Interlinking Parents and Children
Another possible stumbling block is how much to cover in each post when you content separately targeting parent and child. Can you talk about DevOps tools in your “pillar” DevOps post?
If you feel relatively confident in your decision to have separate pieces of content to address the keywords, I’d suggest including a section in the parent post that briefly addresses the child keyword but linking to the fully formed child post for more information. That sends a nice signal to the search engine that, even though the parent post touches on the topic, you consider the link target post to be your canonical take on the matter.
Surround Difficult Terms that You Need to Own
If you’re really dying to show up in a SERP but it seems unattainable, target a lot of longer tail keywords related to the SERP you covet.
For instance, take DaedTech, and let’s say I wanted to show up for software consulting (and didn’t already). Maybe it was important to me because I wanted people executing this commercial search to call me when they wanted software consulting.
I could create a big list of child terms, like this.
I’d then just treat the easy ones as a content creation checklist, building topical authority by “surrounding” the real target. This is a GREAT tactic for service-based business or anyone looking to get in front of searchers at a very specific time.
Target the Alpha Synonym
Earlier, when talking about Architect’s staging environment post, I talked about the alpha synonym. At a glance (because I’ve been doing WAY too much of this the last 5 years), I knew that one keyword would have more volume than the other.
That’s the one to target. At least, usually.
When doing your research, capture groups of synonyms, and look for favorable volume and difficulty stats. The one with the most favorable is your alpha, unless it’s a very awkward phrasing. Don’t Tarzan your readers because the ‘best’ keyword is awkward.
Pick the best natural sounding keyword to target. The rest will come along for the synonym ride.

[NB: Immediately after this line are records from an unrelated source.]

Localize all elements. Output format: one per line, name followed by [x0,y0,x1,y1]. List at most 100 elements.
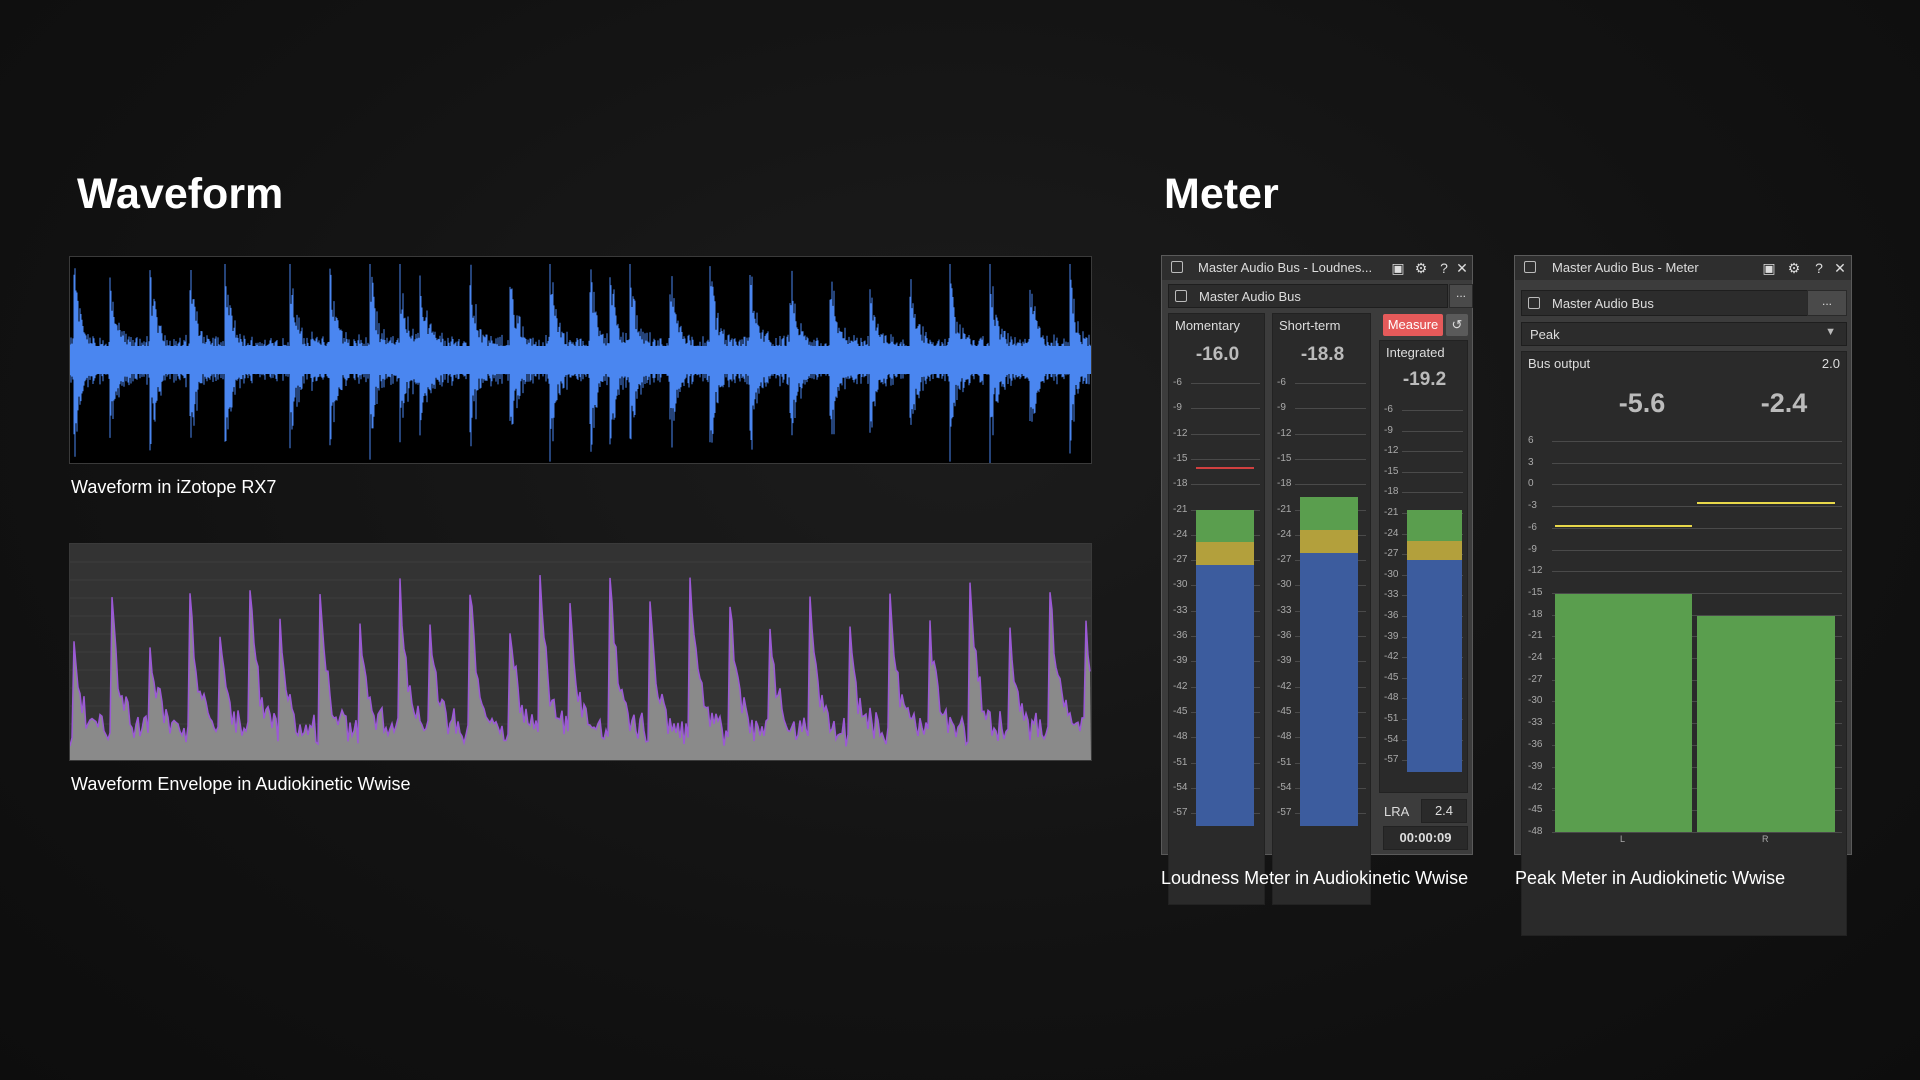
meter-blue-segment [1407,559,1462,773]
momentary-label: Momentary [1175,318,1241,333]
loudness-bus-selector[interactable]: Master Audio Bus [1168,284,1448,308]
bus-output-label: Bus output [1528,356,1591,371]
peak-caption: Peak Meter in Audiokinetic Wwise [1515,868,1786,888]
scale-tick: -51 [1384,713,1399,724]
meter-mode-value: Peak [1530,327,1560,342]
scale-tick: -45 [1528,803,1543,815]
scale-tick: -33 [1384,589,1399,601]
short-term-meter: Short-term -18.8 -6 -9 -12 -15 -18 -21 -24 -27 -30… [1272,313,1371,905]
meter-yellow-segment [1300,529,1358,553]
peak-titlebar: Master Audio Bus - Meter ▣ ⚙ ? ✕ [1515,256,1851,280]
scale-tick: -42 [1173,680,1188,692]
scale-tick: -12 [1173,427,1188,439]
rx-waveform-display [69,256,1092,464]
scale-gridline [1402,410,1463,411]
scale-gridline [1191,433,1260,435]
scale-tick: -12 [1384,445,1399,457]
meter-green-segment [1407,509,1462,541]
scale-tick: -24 [1173,528,1188,540]
bus-output-meter: Bus output 2.0 -5.6 -2.4 6 3 0 -3 -6 -9 -12 -15… [1521,351,1847,936]
loudness-title: Master Audio Bus - Loudnes... [1198,260,1373,275]
scale-tick: -9 [1384,424,1393,436]
scale-gridline [1295,408,1366,410]
scale-tick: -6 [1173,377,1182,388]
scale-tick: -54 [1277,781,1292,793]
right-channel-label: R [1762,833,1769,844]
scale-gridline [1191,408,1260,410]
scale-tick: -39 [1384,630,1399,642]
scale-tick: -51 [1173,756,1188,768]
scale-tick: -51 [1277,756,1292,768]
gear-icon[interactable]: ⚙ [1412,259,1430,277]
scale-tick: -48 [1384,692,1399,704]
loudness-meter-panel: Master Audio Bus - Loudnes... ▣ ⚙ ? ✕ Ma… [1161,255,1473,905]
peak-bus-selector[interactable]: Master Audio Bus [1521,290,1808,316]
scale-tick: -15 [1173,452,1188,464]
scale-tick: -12 [1277,427,1292,439]
scale-tick: -45 [1384,671,1399,683]
right-peak-hold-line [1697,501,1835,504]
close-icon[interactable]: ✕ [1453,259,1471,277]
reset-icon[interactable]: ↺ [1446,314,1468,336]
measure-button[interactable]: Measure [1383,314,1443,336]
scale-tick: -36 [1173,630,1188,641]
meter-heading: Meter [1164,170,1279,218]
peak-bus-browse-button[interactable]: ... [1807,290,1847,316]
scale-tick: -18 [1384,486,1399,498]
scale-tick: -42 [1277,680,1292,692]
scale-gridline [1552,484,1842,486]
loudness-bus-browse-button[interactable]: ... [1449,284,1473,308]
meter-green-segment [1300,496,1358,530]
scale-tick: -42 [1384,651,1399,663]
scale-tick: 6 [1528,435,1534,446]
meter-blue-segment [1300,552,1358,826]
scale-tick: -21 [1173,503,1188,515]
loudness-caption: Loudness Meter in Audiokinetic Wwise [1161,868,1469,888]
elapsed-time: 00:00:09 [1383,826,1468,850]
scale-tick: -39 [1173,655,1188,667]
integrated-meter: Integrated -19.2 -6 -9 -12 -15 -18 -21 -24 -27 -30… [1379,340,1468,793]
scale-tick: -27 [1528,673,1543,685]
scale-tick: -42 [1528,782,1543,794]
scale-tick: -33 [1277,604,1292,616]
window-icon[interactable] [1524,261,1536,273]
momentary-max-marker [1196,467,1254,470]
scale-tick: -57 [1173,807,1188,819]
left-channel-bar [1555,594,1692,832]
scale-tick: -36 [1384,610,1399,621]
help-icon[interactable]: ? [1435,259,1453,277]
close-icon[interactable]: ✕ [1831,259,1849,277]
scale-tick: -30 [1528,695,1543,707]
scale-tick: -57 [1277,807,1292,819]
bus-output-value: 2.0 [1821,356,1840,371]
meter-mode-dropdown[interactable]: Peak ▼ [1521,322,1847,346]
scale-gridline [1295,433,1366,435]
waveform-heading: Waveform [77,170,284,218]
scale-tick: -6 [1528,521,1537,533]
pin-icon[interactable]: ▣ [1760,259,1778,277]
scale-tick: -54 [1384,733,1399,745]
scale-gridline [1552,462,1842,464]
scale-gridline [1191,458,1260,460]
scale-tick: -24 [1277,528,1292,540]
scale-tick: -48 [1528,825,1543,837]
loudness-bus-name: Master Audio Bus [1199,289,1301,304]
scale-tick: -30 [1277,579,1292,591]
scale-gridline [1552,506,1842,508]
short-term-label: Short-term [1279,318,1341,333]
scale-tick: -36 [1528,738,1543,750]
help-icon[interactable]: ? [1810,259,1828,277]
pin-icon[interactable]: ▣ [1389,259,1407,277]
window-icon[interactable] [1171,261,1183,273]
scale-gridline [1552,831,1842,833]
scale-gridline [1191,484,1260,486]
scale-tick: -18 [1528,608,1543,620]
scale-tick: -9 [1173,402,1182,414]
gear-icon[interactable]: ⚙ [1785,259,1803,277]
meter-blue-segment [1196,564,1254,826]
integrated-value: -19.2 [1402,369,1447,390]
scale-tick: -18 [1173,478,1188,490]
scale-tick: -24 [1528,652,1543,663]
scale-gridline [1402,451,1463,453]
peak-meter-panel: Master Audio Bus - Meter ▣ ⚙ ? ✕ Master … [1514,255,1852,936]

De-Index Cannibalization Risks
Let’s say that you’re cruising along, doing well with your site. But you just can’t resist sharing your hot take about what DevOps is going to look like in 5 years. Maybe you title it something like “What is DevOps: Notes from Future Me!”
That’s potentially an editorially interesting title. And if your blog has followers, they might click on it to read your take. But to the search engine, it’s just a redundant-if-weirder answer to the question “what is devops?”

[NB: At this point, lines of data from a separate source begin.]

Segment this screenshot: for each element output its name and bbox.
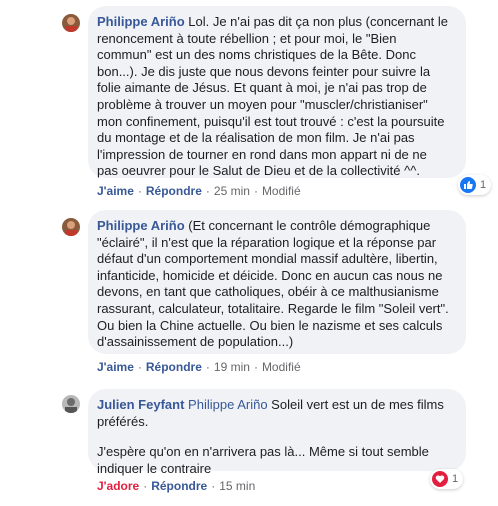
love-reaction-icon xyxy=(432,471,448,487)
like-button[interactable]: J'aime xyxy=(97,184,134,198)
mention-link[interactable]: Philippe Ariño xyxy=(188,397,268,412)
avatar[interactable] xyxy=(62,218,80,236)
timestamp[interactable]: 15 min xyxy=(219,479,255,493)
reaction-count: 1 xyxy=(452,473,459,485)
timestamp[interactable]: 19 min xyxy=(214,360,250,374)
comment-text: (Et concernant le contrôle démographique… xyxy=(97,218,449,350)
comment-actions: J'adore · Répondre · 15 min xyxy=(97,479,256,493)
timestamp[interactable]: 25 min xyxy=(214,184,250,198)
comment-author[interactable]: Julien Feyfant xyxy=(97,397,184,412)
reply-button[interactable]: Répondre xyxy=(151,479,207,493)
like-reaction-icon xyxy=(460,177,476,193)
comment-bubble: Philippe Ariño Lol. Je n'ai pas dit ça n… xyxy=(88,6,466,178)
like-button[interactable]: J'aime xyxy=(97,360,134,374)
reaction-badge[interactable]: 1 xyxy=(458,175,492,195)
love-button[interactable]: J'adore xyxy=(97,479,139,493)
comment-author[interactable]: Philippe Ariño xyxy=(97,14,185,29)
comment-bubble: Julien Feyfant Philippe Ariño Soleil ver… xyxy=(88,389,466,476)
reaction-badge[interactable]: 1 xyxy=(430,469,464,489)
comment-actions: J'aime · Répondre · 25 min · Modifié xyxy=(97,184,301,198)
comment-bubble: Philippe Ariño (Et concernant le contrôl… xyxy=(88,210,466,354)
comment-actions: J'aime · Répondre · 19 min · Modifié xyxy=(97,360,301,374)
reply-button[interactable]: Répondre xyxy=(146,184,202,198)
avatar[interactable] xyxy=(62,395,80,413)
avatar-philippe-icon xyxy=(62,218,80,236)
comment-text-2: J'espère qu'on en n'arrivera pas là... M… xyxy=(97,444,429,476)
avatar-julien-icon xyxy=(62,395,80,413)
comment-text: Lol. Je n'ai pas dit ça non plus (concer… xyxy=(97,14,449,179)
avatar[interactable] xyxy=(62,14,80,32)
edited-label[interactable]: Modifié xyxy=(262,184,301,198)
reaction-count: 1 xyxy=(480,179,487,191)
avatar-philippe-icon xyxy=(62,14,80,32)
comment-author[interactable]: Philippe Ariño xyxy=(97,218,185,233)
edited-label[interactable]: Modifié xyxy=(262,360,301,374)
reply-button[interactable]: Répondre xyxy=(146,360,202,374)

This doesn’t mean you can’t publish this content. Just de-index it. Tell the search engine not to bother with it, because you’re not intending this content for that purpose.
I would generally suggest de-indexing any content that isn’t intended to answer a search question (i.e. rank for a keyword).
Plan Ahead and Track
You’ll need some means of mapping out your content and its keywords. And you’ll absolutely need to keep track of what you’ve fulfilled.
This spreadsheet or database should include each URL’s primary target keyword, and any children you want to target. It should also have some means of sketching out the interlinking between content and letting you visualize the larger structure.
This serves well for planning and avoiding cannibalization. But it also helps you revisit and refresh content periodically, feeding real “production” data about what you’re ranking for back into your planning.
Until Next Time
Hopefully some of that is actionable and helpful for you. In the next installment, I’m to build on this and offer some advice on how to construct wholesale campaigns and content roadmaps. And I’ll try to do it sooner than 6 months from now.